MoMA
October 22, 2012  |  Artists, Collection & Exhibitions
New Photography 2012: Shirana Shahbazi

In the audio slideshow above, photographer Shirana Shahbazi talks about her stunning site-specific installation in MoMA’s New Photography 2012 exhibition.

I have followed Shirana Shahbazi’s work over the last few years and always liked it. I liked how she moved fluidly between different genres, mixing up still lives with landscapes. Recently she has been taking on a new genre all together—abstraction. I saw this work in the flesh for the first time at a special display at the Basel art fair this summer, and was knocked off my feet.
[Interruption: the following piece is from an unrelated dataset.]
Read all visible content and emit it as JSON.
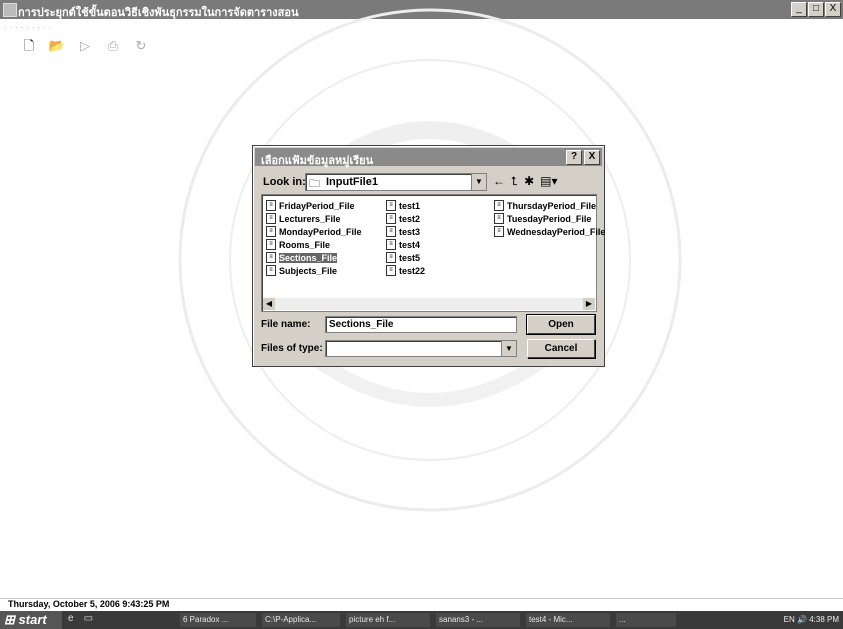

Her giant photographs (standing over two meters tall, which is taller than me!), were sumptuous fields of saturated color, geometric shapes, and patterns. How did she do it? I visited the artist in her Zurich studio where she showed me how they were made. Her pictures are executed in the crisp style of commercial studio photography and without the aid of digital tools. To create her abstract compositions she has a number of geometric volumes and pedestals, with each side of the volume painted a different color. She arranges the blocks and pedestals in front of her camera, sometimes taking multiple exposures of the same set of volumes, turning the blocks between exposures, to create a confusing flattening of space.
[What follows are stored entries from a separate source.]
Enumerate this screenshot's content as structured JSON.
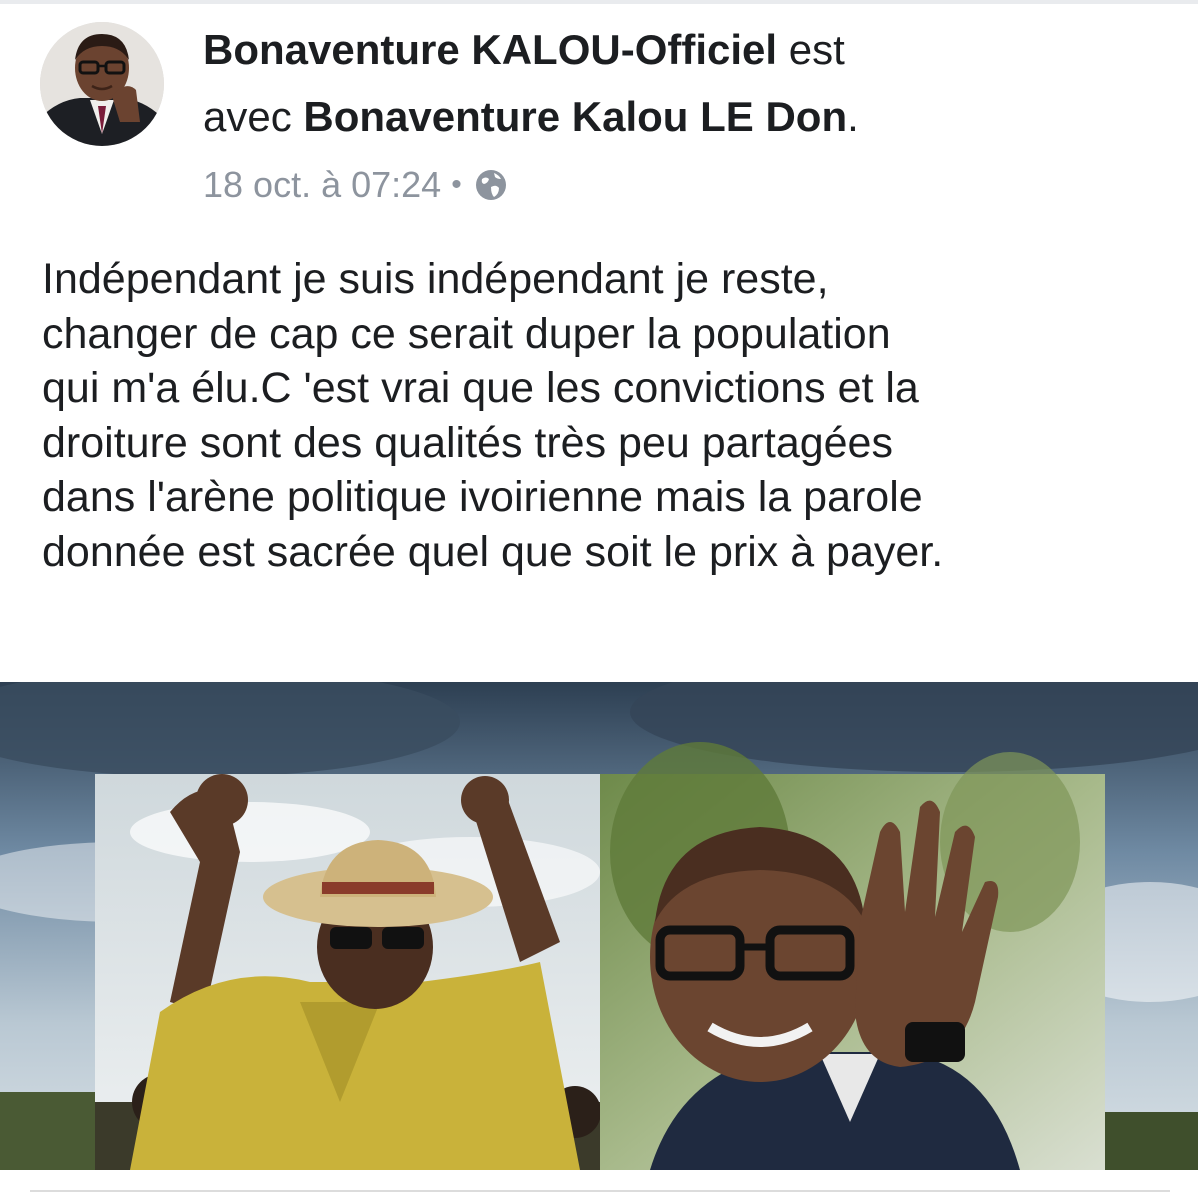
{
  "post": {
    "author": "Bonaventure KALOU-Officiel",
    "with_word": "est",
    "with_prefix": "avec",
    "tagged": "Bonaventure Kalou LE Don",
    "tagged_suffix": ".",
    "timestamp": "18 oct. à 07:24",
    "separator": "•",
    "privacy_icon": "globe-icon",
    "text_lines": [
      "Indépendant je suis indépendant je reste,",
      "changer de cap ce serait duper la population",
      "qui m'a élu.C 'est vrai que les convictions et la",
      "droiture sont des qualités très peu partagées",
      "dans l'arène politique ivoirienne mais la parole",
      "donnée est sacrée quel que soit le prix à payer."
    ]
  },
  "colors": {
    "text": "#1c1e21",
    "meta": "#8d949e",
    "background": "#ffffff"
  }
}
At MoMA these abstract works are installed over a patterned wallpaper (derived from one of her photographs) made specifically for the exhibition, and are paired with some of her representational works, like a beautiful landscape made in the Swiss alps. Her arrangements draw similarities between pictures from seemingly different genres and point to the structural parallels between outside and inside, organic and manufactured, and the natural and constructed landscape.

New Photography 2012 is on view in MoMA’s third-floor Photography Galleries through February 4, 2013.